Penicillium italicum achieved faster P-solubilization and higher H2O2 production than A. japonicus and P. dipodomyicola, although there was a correlation between P-solubilization and H2O2 production only for P. italicum; however, no correlation was observed with addition of Cd2+. The Cd2+ amount negatively affected both the DGR of mycelium and halo solubilization. P. italicum was more tolerant to Cd2+ compared to A. japonicus and P. dipodomyicola in liquid culture medium, where the Cd2+ presence and yeast extract negatively affected the P-solubilization by P. italicum.
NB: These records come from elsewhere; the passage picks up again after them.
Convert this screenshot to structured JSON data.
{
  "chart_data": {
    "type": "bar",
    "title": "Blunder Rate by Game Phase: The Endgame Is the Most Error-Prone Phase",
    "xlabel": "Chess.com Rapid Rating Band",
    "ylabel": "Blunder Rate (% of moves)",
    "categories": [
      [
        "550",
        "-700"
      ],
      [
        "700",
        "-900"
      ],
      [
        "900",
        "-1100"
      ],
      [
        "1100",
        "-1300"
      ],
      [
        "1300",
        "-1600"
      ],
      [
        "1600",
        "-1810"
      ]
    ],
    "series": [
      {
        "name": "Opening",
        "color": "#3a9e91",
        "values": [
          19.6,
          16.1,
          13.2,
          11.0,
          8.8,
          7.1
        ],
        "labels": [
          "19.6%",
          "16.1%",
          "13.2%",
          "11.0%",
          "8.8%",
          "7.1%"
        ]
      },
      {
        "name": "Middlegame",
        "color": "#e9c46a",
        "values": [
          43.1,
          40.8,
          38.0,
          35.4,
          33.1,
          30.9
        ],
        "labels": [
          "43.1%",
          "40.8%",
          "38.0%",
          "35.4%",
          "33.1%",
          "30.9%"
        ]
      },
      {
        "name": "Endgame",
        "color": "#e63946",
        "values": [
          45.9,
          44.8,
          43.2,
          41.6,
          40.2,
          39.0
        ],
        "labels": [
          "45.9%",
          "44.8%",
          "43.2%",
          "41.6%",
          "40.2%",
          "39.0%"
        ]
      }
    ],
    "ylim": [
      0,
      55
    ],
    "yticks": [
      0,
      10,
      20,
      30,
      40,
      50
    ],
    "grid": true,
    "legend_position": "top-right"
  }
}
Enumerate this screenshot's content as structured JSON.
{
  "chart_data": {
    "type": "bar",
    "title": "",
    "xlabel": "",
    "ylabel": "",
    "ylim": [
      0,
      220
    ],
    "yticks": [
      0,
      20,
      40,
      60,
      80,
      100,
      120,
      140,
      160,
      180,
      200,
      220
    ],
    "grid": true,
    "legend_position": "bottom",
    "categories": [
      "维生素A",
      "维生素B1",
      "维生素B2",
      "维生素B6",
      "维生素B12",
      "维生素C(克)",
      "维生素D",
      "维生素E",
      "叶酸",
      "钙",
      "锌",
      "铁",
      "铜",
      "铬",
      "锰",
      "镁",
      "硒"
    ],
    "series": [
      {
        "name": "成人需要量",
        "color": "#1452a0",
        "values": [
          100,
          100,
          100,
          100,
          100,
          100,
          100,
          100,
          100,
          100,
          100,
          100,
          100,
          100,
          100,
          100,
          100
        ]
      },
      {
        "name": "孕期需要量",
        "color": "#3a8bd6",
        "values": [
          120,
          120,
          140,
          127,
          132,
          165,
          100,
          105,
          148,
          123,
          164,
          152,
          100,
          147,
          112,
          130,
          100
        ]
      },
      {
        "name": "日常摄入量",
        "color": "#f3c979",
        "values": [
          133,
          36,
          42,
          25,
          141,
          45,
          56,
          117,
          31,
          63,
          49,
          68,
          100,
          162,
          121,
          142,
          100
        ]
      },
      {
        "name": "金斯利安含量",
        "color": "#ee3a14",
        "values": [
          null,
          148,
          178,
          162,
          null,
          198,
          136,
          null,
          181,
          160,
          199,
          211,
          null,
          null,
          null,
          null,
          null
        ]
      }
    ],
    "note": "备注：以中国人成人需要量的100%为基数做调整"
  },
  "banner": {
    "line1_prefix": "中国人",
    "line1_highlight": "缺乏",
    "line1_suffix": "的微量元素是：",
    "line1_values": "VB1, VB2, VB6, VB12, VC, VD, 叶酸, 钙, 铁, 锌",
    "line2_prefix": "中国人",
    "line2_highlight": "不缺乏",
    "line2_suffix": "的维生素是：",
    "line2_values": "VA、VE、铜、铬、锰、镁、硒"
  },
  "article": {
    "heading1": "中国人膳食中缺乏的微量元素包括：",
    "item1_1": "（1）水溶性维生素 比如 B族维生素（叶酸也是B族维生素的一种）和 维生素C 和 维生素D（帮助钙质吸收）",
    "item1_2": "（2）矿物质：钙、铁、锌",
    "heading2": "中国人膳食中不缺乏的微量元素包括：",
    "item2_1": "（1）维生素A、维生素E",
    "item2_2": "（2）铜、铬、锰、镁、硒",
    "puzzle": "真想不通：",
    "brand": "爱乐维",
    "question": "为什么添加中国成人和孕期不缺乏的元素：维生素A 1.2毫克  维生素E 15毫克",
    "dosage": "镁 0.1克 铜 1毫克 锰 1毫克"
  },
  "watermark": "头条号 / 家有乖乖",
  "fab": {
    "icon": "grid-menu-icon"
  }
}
Cd2+ levels did not influence H2O2 production, although a positive effect was observed with high glucose concentration. Fungal biomass decreased in the presence of Cd2+ and increased with addition of high glucose concentration in the culture media. Our results confirmed that the Cd2+ effect on P-solubilizing fungi was species- and strain-dependent, and we suspect that different mechanisms are involved in Cd2+-induced stress, which should be studied in more detail.